After I re-inserted the main shaft, I noticed that the large gear wheel was rubbing against the casting. I remember when I disassembled the gears I found it strange that there was a fair bit of axial play in the big gear. I figured I'd noticed this after I'd started pushing the spindle through, which would explain it, but now I'm seeing it with the spindle in place, and the pulley-side bearing seated.
I'm pretty sure the gear should have no axial play. I believe the wheel (141) (parts # from the
instruction guide on the Vintage Machinery site) the inner race of the main wheel bearing (143), the spacer (149) and the inner race of the gear wheel's bearing (151) should all tighten up against the retaining ring (153).
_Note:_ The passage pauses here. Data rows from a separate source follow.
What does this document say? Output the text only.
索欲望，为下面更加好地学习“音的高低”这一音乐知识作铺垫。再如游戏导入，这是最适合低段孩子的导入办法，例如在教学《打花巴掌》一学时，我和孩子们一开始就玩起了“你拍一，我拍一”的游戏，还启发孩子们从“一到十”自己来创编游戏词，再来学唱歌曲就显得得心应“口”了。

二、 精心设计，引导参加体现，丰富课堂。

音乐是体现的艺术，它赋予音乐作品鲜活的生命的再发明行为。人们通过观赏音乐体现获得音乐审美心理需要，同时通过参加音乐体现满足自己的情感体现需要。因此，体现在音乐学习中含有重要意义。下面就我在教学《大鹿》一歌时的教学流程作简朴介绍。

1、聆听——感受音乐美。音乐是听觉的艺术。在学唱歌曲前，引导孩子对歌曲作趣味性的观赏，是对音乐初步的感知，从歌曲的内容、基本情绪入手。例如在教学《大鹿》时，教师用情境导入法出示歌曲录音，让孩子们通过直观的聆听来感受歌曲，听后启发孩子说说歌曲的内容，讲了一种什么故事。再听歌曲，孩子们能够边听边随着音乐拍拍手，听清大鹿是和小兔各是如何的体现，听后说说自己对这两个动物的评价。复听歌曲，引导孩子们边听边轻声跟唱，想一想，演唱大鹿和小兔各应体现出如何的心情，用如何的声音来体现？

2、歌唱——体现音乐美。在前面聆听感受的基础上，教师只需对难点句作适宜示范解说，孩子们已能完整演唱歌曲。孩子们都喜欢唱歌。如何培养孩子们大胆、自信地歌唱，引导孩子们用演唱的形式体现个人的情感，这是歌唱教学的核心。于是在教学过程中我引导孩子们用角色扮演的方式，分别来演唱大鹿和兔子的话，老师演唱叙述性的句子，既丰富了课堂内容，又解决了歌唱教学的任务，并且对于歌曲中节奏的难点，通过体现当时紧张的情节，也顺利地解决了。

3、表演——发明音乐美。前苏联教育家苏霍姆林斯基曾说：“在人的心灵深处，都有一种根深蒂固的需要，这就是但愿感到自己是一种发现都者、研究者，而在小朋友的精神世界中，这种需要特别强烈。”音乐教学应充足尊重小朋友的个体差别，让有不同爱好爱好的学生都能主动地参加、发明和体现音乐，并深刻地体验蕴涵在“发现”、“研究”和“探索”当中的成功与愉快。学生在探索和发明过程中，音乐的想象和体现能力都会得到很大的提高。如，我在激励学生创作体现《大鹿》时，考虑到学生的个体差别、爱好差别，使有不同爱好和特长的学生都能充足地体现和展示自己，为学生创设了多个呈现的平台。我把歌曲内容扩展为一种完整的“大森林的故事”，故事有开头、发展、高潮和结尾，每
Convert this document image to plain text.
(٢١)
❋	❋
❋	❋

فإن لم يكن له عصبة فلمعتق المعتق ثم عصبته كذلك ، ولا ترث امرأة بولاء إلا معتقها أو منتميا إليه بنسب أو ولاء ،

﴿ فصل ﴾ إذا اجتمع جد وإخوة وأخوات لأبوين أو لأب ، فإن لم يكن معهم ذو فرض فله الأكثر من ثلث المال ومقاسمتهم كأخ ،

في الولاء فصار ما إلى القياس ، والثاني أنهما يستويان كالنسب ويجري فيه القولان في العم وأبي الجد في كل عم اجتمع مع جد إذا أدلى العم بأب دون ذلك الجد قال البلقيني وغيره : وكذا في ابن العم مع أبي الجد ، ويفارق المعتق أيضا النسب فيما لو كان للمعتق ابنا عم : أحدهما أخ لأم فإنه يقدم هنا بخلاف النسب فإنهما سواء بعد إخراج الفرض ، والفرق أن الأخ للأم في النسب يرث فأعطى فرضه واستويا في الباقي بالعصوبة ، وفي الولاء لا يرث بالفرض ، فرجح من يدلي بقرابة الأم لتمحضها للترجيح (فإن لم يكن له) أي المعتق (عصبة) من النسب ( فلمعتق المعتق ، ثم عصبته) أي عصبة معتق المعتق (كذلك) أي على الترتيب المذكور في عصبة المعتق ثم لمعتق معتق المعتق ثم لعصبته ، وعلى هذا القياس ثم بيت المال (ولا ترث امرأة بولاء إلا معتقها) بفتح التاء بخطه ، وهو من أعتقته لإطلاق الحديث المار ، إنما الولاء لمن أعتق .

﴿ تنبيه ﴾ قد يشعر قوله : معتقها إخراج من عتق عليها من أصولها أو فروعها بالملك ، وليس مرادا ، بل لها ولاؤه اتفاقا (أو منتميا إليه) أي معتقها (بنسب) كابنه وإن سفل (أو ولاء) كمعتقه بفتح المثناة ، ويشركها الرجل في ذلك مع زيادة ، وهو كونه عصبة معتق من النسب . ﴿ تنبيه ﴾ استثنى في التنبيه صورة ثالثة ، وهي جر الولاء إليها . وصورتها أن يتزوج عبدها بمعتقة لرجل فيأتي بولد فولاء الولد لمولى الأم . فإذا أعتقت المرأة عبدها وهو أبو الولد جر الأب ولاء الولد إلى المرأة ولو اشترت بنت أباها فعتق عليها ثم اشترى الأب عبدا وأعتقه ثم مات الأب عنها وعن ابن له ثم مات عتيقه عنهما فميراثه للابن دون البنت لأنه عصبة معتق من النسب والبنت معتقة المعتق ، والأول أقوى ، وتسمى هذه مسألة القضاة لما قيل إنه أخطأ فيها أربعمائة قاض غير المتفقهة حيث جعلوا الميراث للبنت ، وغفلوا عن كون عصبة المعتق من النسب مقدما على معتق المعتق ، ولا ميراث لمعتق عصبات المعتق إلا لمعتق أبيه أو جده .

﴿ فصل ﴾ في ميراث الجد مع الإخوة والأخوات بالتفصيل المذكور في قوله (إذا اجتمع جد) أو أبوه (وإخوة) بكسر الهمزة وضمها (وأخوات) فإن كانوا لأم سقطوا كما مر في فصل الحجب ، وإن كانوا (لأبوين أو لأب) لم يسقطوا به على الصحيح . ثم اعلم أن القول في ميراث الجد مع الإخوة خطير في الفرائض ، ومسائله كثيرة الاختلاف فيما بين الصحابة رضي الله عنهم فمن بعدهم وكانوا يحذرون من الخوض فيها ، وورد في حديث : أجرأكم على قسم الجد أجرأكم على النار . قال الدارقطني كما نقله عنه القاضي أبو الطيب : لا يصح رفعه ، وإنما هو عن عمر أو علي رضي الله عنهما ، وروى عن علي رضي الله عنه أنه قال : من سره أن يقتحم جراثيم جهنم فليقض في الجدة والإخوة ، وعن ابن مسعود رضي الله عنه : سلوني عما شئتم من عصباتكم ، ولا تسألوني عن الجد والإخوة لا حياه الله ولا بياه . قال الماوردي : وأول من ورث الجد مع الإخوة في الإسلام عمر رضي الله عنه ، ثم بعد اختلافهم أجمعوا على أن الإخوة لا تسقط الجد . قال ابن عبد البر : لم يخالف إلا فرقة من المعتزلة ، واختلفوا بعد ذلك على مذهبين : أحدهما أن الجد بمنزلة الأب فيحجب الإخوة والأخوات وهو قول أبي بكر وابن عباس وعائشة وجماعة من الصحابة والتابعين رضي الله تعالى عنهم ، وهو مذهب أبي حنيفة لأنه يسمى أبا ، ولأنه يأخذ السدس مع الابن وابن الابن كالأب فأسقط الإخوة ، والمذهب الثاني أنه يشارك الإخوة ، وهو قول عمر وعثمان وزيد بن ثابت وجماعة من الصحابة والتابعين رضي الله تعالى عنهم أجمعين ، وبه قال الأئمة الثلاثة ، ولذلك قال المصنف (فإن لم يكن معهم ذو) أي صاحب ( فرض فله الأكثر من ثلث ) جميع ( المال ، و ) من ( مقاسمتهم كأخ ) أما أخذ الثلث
So, I tapped out the wheel bearing (it's an 87026) and reinserted the spindle, and sure enough, the goddamn spacer is short. If I were to tighten up the wheel on the spindle, I'd crush the casting before I'd start tightening against the retaining ring. If I crushed things all the way up, I'd have the gear wheel rubbing the casting.
WTH???
It's pretty tight to get the gear wheel and spacer into place if the bearing's there, I found myself wondering how the hell this was assembled to begin with.
So, I'm betting what happened is that some mechanical genius (I could see myself doing this
) reassembled things in the wrong order, and couldn't get the gear wheel and spacer in. Then, rather than pulling the bearing out, said genius decided to face off the spacer a little until it fit.
I can't fathom how this would have otherwise happened?